The singer of the group Cisco, along with producer Kaba Cavazzuti, who also became "a new member of the Modena City Ramblers after changes in the original line-up", released the album of the ‘brother band’ Casa del Vento, titled "900" which came out in February 2001.

==Members==
The band's lineup has changed many times since its formation. After the first album, singer Alberto Morselli left the band; in 1996, Francesco Moneti replaced Marco Michelini, and Giovanni Rubbiani and Alberto Cottica left the band in 2001. Singer Stefano "Cisco" Bellotti left the band in 2005 after fourteen years.
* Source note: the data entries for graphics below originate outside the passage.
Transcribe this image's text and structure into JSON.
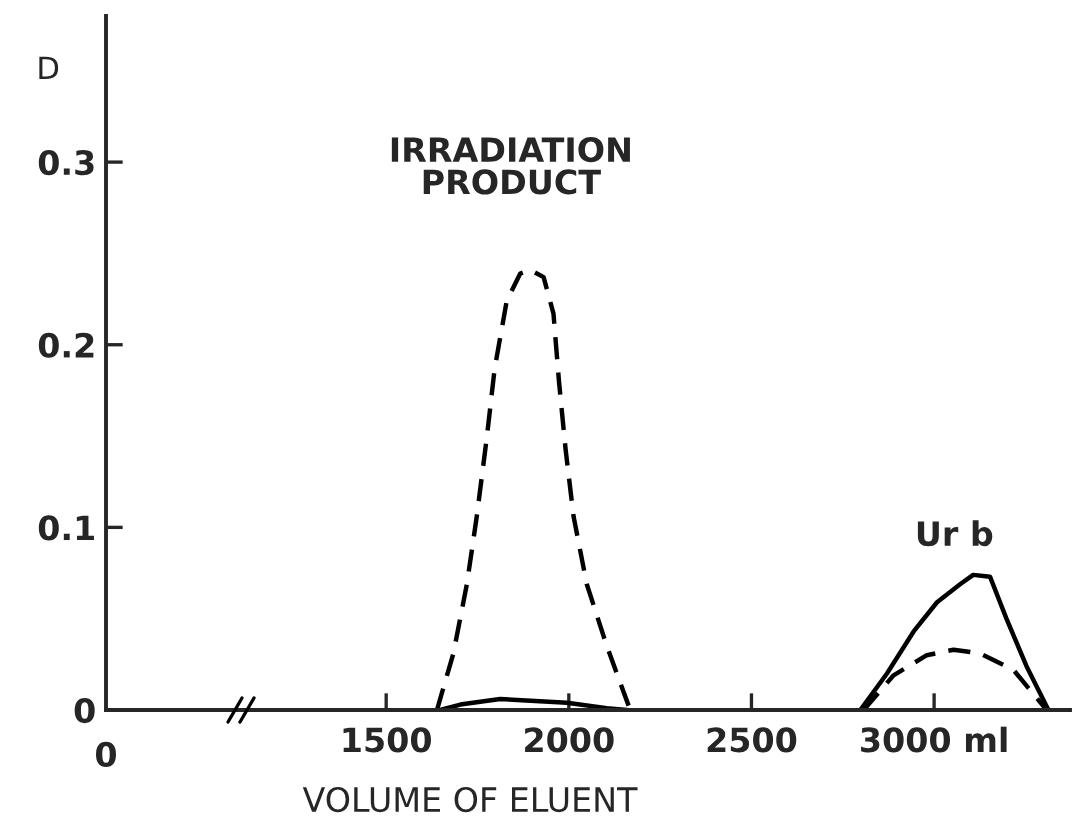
{
  "chart_data": {
    "type": "line",
    "xlabel": "VOLUME OF ELUENT",
    "ylabel": "D",
    "xlim": [
      733,
      3372
    ],
    "xticks": [
      1500,
      2000,
      2500,
      {
        "value": 3000,
        "label": "3000 ml"
      }
    ],
    "ylim": [
      0,
      0.38
    ],
    "yticks": [
      0,
      0.1,
      0.2,
      0.3
    ],
    "series": [
      {
        "color": "#000000",
        "line_style": "dashed",
        "x": [
          1639,
          1684,
          1721,
          1748,
          1776,
          1797,
          1830,
          1867,
          1894,
          1931,
          1958,
          1973,
          1991,
          2013,
          2049,
          2104,
          2168
        ],
        "values": [
          0,
          0.031,
          0.069,
          0.106,
          0.15,
          0.187,
          0.224,
          0.239,
          0.241,
          0.237,
          0.217,
          0.18,
          0.143,
          0.106,
          0.069,
          0.035,
          0
        ]
      },
      {
        "color": "#000000",
        "line_style": "solid",
        "x": [
          1648,
          1703,
          1812,
          1995,
          2104,
          2159
        ],
        "values": [
          0,
          0.003,
          0.006,
          0.004,
          0.001,
          0
        ]
      },
      {
        "color": "#000000",
        "line_style": "solid",
        "x": [
          2798,
          2871,
          2944,
          3008,
          3072,
          3107,
          3153,
          3198,
          3253,
          3313
        ],
        "values": [
          0,
          0.02,
          0.043,
          0.059,
          0.069,
          0.074,
          0.073,
          0.05,
          0.024,
          0
        ]
      },
      {
        "color": "#000000",
        "line_style": "dashed",
        "x": [
          2807,
          2889,
          2980,
          3053,
          3126,
          3217,
          3308
        ],
        "values": [
          0,
          0.019,
          0.03,
          0.033,
          0.031,
          0.022,
          0
        ]
      }
    ],
    "annotations": [
      "IRRADIATION\nPRODUCT",
      "Ur b",
      "0"
    ]
  }
}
The lineup in 2006 was:

- Davide "Dudu" Morandi: singer, bass, acoustic and electric guitar, banjo, glockenspiel, harmonica
- Elisabetta "Betty" Vezzani: singer, acoustic and electric guitar, tambourine, mandolin
- Massimo "Ice" Ghiacci: acoustic and electric bass, double bass, tea chest bass, sax, backing vocals, acoustic guitar
- Franco D'Aniello: flute, tin whistle, trumpet, sax, backing vocals, acoustic guitar, glockenspiel, percussion
- Francesco "Fry" Moneti: acoustic and electric guitar, acoustic, electric and Indian violin, banjo, oud, mandolin, backing vocals
- Roberto Zeno: drums, percussion, backing vocals, mandolin, acoustic guitar and piano
- Arcangelo "Kaba" Cavazzuti: drums, percussion, acoustic guitar, bass, charango, piano, trumpet, shaker, banjo, backing vocals
- Luca "Gabibbo" Giacometti (died in 2007): bouzouki, mandolin, banjo, acoustic guitar, backing vocals

== Discography==

=== Album ===
- 1994 – Riportando tutto a casa
- 1996 – La grande famiglia
- 1997 – Terra e libertà
- 1998 – Raccolti
- 1999 – Fuori campo
- 2002 – Radio Rebelde
- 2004 – ¡Viva la vida, muera la muerte!
- 2005 – Appunti partigiani
- 2006 – Dopo il lungo inverno
- 2008 – Bella ciao – Italian Combat Folk for the Masses
- 2009 – Onda libera
- 2011 – Sul tetto del mondo
- 2013 – Niente di nuovo sul fronte occidentale
- 2014 – Venti
- 2015 – Tracce Clandestine

=== EPs ===
- 1998 – Cent'anni di solitudine
- 1999 – L'Italia ai tempi dei Modena City Ramblers
- 2003 – Modena City Remix
- 2003 – Gocce (for Acqua per la Pace)
- 2004 – El presidente

=== Rarities ===
- 1992 – On the first day of March...Live demo – autoproduced demotape
- 1993 – Combat Folk – autoproduced demotape
- 2000 – Il resto raccolto – recorded only for fan club

=== DVD ===
- 2004 – Clan Banlieue – twelve years of songs, concerts, interviews, journey, unreleased videos

=== Participations ===
- 1995 – Tributo ad Augusto (CGD) – with L'atomica cinese
- 1995 – Materiale resistente – with Bella ciao
- 1995 – I disertori – a tribute to Ivano Fossati – play Gli amanti d'Irlanda
- 1999 – A come Ambiente (La Stampa)- with Madre Terra
- 2002 – Piazza Carlo Giuliani ragazzo – with La legge giusta (inspired by the 27th G8 summit)
- 2002 – Lontano – by Landscape Prayers
- 2003 – Balla veloce vivi lento – with Le lucertole del folk
- 2007 – Tre colori by Graziano Romani – with Spiriti Liberi; Stesso Viaggio Stessa Città; Corre Buon Sangue.
- 2007 – Nessuno oltraggi nessuno – with Socialdemocrazia by Gang, live version.

== Collaborations ==
- Several of the Ramblers' songs, such as "Cent'anni di solitudine", "Macondo Express", and "Remedios la Bella" are inspired by the 1967 novel One Hundred Years of Solitude (Spanish: Cien años de soledad) by Nobel Prize-winning Colombian author Gabriel García Márquez.
- The song "Il bicchiere dell'addio" features Irish singer Bob Geldof. The Ramblers later recorded a version of "The Great Song of Indifference" in Emiliano-Romagnolo language, inspired by Geldof's version 1990 hit from Vegetarians of Love album.
- The Ramblers' album Appunti Partigiani features collaborations with many artists, including Goran Bregović, Billy Bragg, Moni Ovadia, Piero Pelù, and Francesco Guccini.